A música. Consolo da alma. Inspiração do poeta. Refúgio dos
desajustados. Ouvimos e produzimos, em todos os instantes, algum barulho. O
grito da mulher chegando ao clímax. O solo de guitarra do músico que encontrou
a nota certa. A chuva que cai no chão. O miado do gato pedindo comida. O quê
seria do mundo sem música?
Outro dia, eu caminhava pelas ruas à procura de um bar.
Havia um cara, tocando violão, no meio-fio. Ele mandava O dia em que a terra parou, do Raul. Parei, e observei-o. Os acordes penetraram em minha alma.
Quando acabou a música, ele pediu-me um cigarro. Dei-lhe:
- Valeu – disse ele.
- De nada – falei. – Cê toca pra caralho, bicho.
Era um maluco.
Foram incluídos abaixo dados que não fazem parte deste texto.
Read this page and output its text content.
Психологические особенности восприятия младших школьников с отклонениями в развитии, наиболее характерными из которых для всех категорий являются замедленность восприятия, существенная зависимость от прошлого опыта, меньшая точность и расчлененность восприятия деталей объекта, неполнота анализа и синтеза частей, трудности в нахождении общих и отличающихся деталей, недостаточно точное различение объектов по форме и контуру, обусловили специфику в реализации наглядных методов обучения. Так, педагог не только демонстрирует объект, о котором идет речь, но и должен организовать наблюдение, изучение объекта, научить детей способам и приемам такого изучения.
O cara tinha uma bandana à lá Hendrix na
cabeça, anéis no dedo e um violão folk todo esfarrapado.
- Todos acham que sou louco.
- Os melhores são loucos – falei.
Acendi um cigarro. Ele também.
Terminei de fumar. Apertei a mão dele, e despedi-me. Como
pode haver pessoas que conseguem ficar sem ouvir um som? A música é a reprodução
da vida, disse Shopenhauer. Não há como evitá-la. Não podemos evitá-la. Mas a evitamos.
O mundo submete-nos a situações robóticas. Temos, todos os dias, de cumprir
horário. Segundo
pesquisa divulgada pela Globo News, 92,5% da população brasileira não costuma
ir a exposição de arte. E o mais trágico: 70,1% não leem sequer nenhum livro.
E o maluco veio em meu encontro, e perguntou:
- Cê pode me arrumar mais um cigarro?
- Claro, bicho – falei.
Eu podia ver em seus olhos a gratidão. Ofereci-lhe o
isqueiro. Ele acendeu, jogou a fumaça para o ar
e seguiu sua caminhada. Então,
perguntou:
- Tá indo beber uma?
- Sim – respondi.
- Aonde?
- Porcão.
- Eu também.
Jamais cogitaria a possibilidade de que aquele maluco, que
mandava um Raul, encostado no meio-fio, iria ao Porcão. Somos induzidos a crer
em dogmas falaciosos sobre as pessoas. Não podemos olhar um negro, ou um
maluco. É imediato: “Marginal. Filha da puta. Bandido”, pensamos.
Deplorável.
Viramos a esquina. Um cheiro familiar veio das mesas. Era
maconha. Procurei Raphael, porém não o encontrei. Então, pedi uma cerveja e
esperei-o. De repente, ele chegou. Sentou à mesa e fez algumas de suas piadas
habituais. Eu falei-lhe sobre o maluco que tocava Raul, no meio-fio.
- Vamos chamar o cara pra fumar um? – sugeriu ele.
- Acho que não vai dar. Olha lá – respondi, meneando a
cabeça.
Ele tocava Stairway
to Heaven. Todos admiravam-no. Que música!